Whenever you conduct a statistical test, it’s possible that you could get a p-value that is less than 0.05 purely by chance, even if your null hypothesis is true.

For example, suppose you want to know if a certain plant has a mean height greater than 10 inches. Your null and alternative hypotheses for the test would be:

H0: μ = 10 inches

HA:μ > 10 inches

To test this hypothesis, you may go out and collect a random sample of 20 plants to measure. Even if the true mean height of this species of plant is 10 inches, it’s possible that you could have selected a sample of 20 plants that were unusually tall, which will lead you to reject the null hypothesis.

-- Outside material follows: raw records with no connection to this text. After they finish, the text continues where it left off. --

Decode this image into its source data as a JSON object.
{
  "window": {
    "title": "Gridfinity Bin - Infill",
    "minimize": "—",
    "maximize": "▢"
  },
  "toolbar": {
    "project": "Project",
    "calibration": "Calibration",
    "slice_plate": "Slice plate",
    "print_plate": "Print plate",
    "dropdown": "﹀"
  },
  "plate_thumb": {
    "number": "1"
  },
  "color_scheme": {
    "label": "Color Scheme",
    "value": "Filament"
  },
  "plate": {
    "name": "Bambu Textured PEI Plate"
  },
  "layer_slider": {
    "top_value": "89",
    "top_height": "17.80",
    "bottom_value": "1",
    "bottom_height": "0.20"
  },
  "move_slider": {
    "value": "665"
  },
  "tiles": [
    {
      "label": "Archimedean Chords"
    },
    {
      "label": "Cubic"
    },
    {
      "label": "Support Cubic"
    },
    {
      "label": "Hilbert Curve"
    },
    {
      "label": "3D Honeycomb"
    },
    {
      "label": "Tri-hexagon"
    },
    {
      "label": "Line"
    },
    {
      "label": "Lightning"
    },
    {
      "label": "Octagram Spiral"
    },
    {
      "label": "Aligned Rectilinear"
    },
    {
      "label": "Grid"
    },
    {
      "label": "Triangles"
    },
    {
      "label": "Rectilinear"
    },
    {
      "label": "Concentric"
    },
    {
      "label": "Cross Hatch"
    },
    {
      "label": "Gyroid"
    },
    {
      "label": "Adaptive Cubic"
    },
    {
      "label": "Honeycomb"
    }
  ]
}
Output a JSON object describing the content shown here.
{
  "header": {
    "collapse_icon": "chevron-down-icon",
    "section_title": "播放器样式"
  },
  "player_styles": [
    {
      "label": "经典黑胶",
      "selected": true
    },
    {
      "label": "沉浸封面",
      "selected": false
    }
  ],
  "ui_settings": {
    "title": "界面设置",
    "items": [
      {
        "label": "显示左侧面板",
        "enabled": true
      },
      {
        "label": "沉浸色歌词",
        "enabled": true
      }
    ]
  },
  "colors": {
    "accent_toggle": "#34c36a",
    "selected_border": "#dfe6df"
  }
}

Although the null hypothesis was true (the mean height of this plant really was 10 inches), you rejected it. In statistics, we call this a “false discovery.” You claimed to have made a discovery – a “significant result” – but it’s actually a false one.

Now imagine that you conduct 100 statistical tests at once. Using an alpha level of 0.05, there’s only a 5% chance of making a false discovery with any individual test, but because you’re conducting such a large amount of tests, you would expect about 5 of the 100 to lead to false discoveries.

In the modern world, false discoveries can be a common problem since technology has enabled researchers to conduct hundreds or even thousands of statistical tests at once.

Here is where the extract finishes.